なぜなら、私の周りの席は誰も座っていないからだ。
前も後ろも、斜めの席にすら、誰も座っていない。
実は、この授業は自分で選んだ席を使っていい、いわゆる自由席。だから、私以外の人は仲良しグループで固まっているのだ。
その上、「先生に当てられにくい場所に行きたい」「居眠りしてもバレない遠い席がいい」などの理由から、みんな教卓から離れてしまい、結果的に私はひとりぼっちになってしまった。
でも、今更席を変えるのも気まずいし、仲良しグループに部外者が入っても仲良くしてもらえない……というわけで、私は今日も孤独に授業を聞いていた。
……しかーし!
そこで事件が起こった!
先生
「今日は計算問題が多いので、グループで手分けしてやりましょう」
クラスメイト
「はーい」
先生
「では、好きなようにグループを使ってくださーい」
先生の号令に合わせて、
私
「……Oh」
360°どこにも仲間がいない私、絶望!!
……すると、その時。先生と目があった。
ま、まさか……!!
先生
「……誰か、コチョタイも入れてあげてください」
一部クラスメイト
「えぇ?」
……ぎゃああ゛ぁぁぁあああああぁアアアッ!!!
やっぱり出たよ!!
陰キャにしかこの恐ろしさが分からない言葉!
先生からの助け舟は有難い! 有難いけど!
でも、周りの生徒の「なんでアイツも入れないといけないの、仲良しだけで固まりたいのに……」って感じの視線が一気に集中するのツラい! めっちゃツラいよ!

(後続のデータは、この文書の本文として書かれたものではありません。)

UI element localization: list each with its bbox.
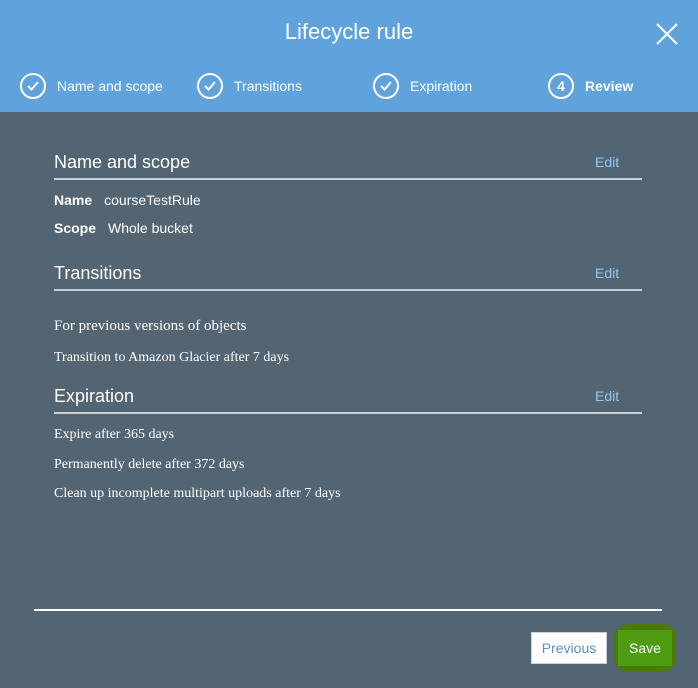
step-transitions[interactable]: Transitions xyxy=(197,72,302,100)
permanently-delete-text: Permanently delete after 372 days xyxy=(54,457,245,472)
previous-button[interactable]: Previous xyxy=(531,632,607,664)
section-divider xyxy=(54,289,642,291)
dialog-header: Lifecycle rule Name and scope Transition… xyxy=(0,0,698,112)
close-icon[interactable] xyxy=(655,22,679,46)
step-label: Transitions xyxy=(234,78,302,94)
cleanup-multipart-text: Clean up incomplete multipart uploads af… xyxy=(54,486,341,501)
step-number: 4 xyxy=(557,78,565,94)
checkmark-icon xyxy=(20,73,46,99)
name-row: Name courseTestRule xyxy=(54,192,201,208)
section-divider xyxy=(54,412,642,414)
step-expiration[interactable]: Expiration xyxy=(373,72,472,100)
dialog-title: Lifecycle rule xyxy=(284,19,414,44)
checkmark-icon xyxy=(197,73,223,99)
step-label: Review xyxy=(585,78,634,94)
section-title-transitions: Transitions xyxy=(54,263,142,283)
scope-row: Scope Whole bucket xyxy=(54,220,193,236)
step-number-badge: 4 xyxy=(548,73,574,99)
edit-name-and-scope-link[interactable]: Edit xyxy=(595,154,619,170)
section-title-name-and-scope: Name and scope xyxy=(54,152,191,172)
name-value: courseTestRule xyxy=(104,192,201,208)
footer-divider xyxy=(34,609,662,611)
scope-value: Whole bucket xyxy=(108,220,193,236)
name-key: Name xyxy=(54,192,93,208)
step-name-and-scope[interactable]: Name and scope xyxy=(20,72,163,100)
checkmark-icon xyxy=(373,73,399,99)
expire-text: Expire after 365 days xyxy=(54,427,175,442)
section-divider xyxy=(54,178,642,180)
section-title-expiration: Expiration xyxy=(54,386,135,406)
save-button[interactable]: Save xyxy=(618,630,672,666)
edit-expiration-link[interactable]: Edit xyxy=(595,388,619,404)
scope-key: Scope xyxy=(54,220,97,236)
transitions-subheading: For previous versions of objects xyxy=(54,318,247,334)
step-review: 4 Review xyxy=(548,72,633,100)
edit-transitions-link[interactable]: Edit xyxy=(595,265,619,281)
step-label: Name and scope xyxy=(57,78,163,94)
step-label: Expiration xyxy=(410,78,473,94)
transition-rule-text: Transition to Amazon Glacier after 7 day… xyxy=(54,350,290,365)
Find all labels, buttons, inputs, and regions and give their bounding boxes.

こうして、なんとか仲良し2人組(あの( '-' )でお馴染みBちゃんと、プリクラ事件の時の陽キャA)の中に入れてもらえた。
しかし……
コチョタイ
「どの問題、誰が担当する?」
陽キャA・クラスメイトB
「「適当にやってて」」
コチョタイ
「え、ちょ……?」
陽キャA
「じゃ、私こっちやるね、Bちゃん」
クラスメイトB
「ありがとー、私はこっちやるね」
〜数分後〜
コチョタイ
「……ごめん、ここの問題の解き方を教えて欲しい…………」
陽キャA・クラスメイトB
「「ちょっと後で」」
しばらくして、私抜きで授業に関係ない雑談を始める2人。
コチョタイ
「…………(´・ω・`)」
〜授業終わり〜
結局、私はちっとも会話をしないまま、元の席に戻った。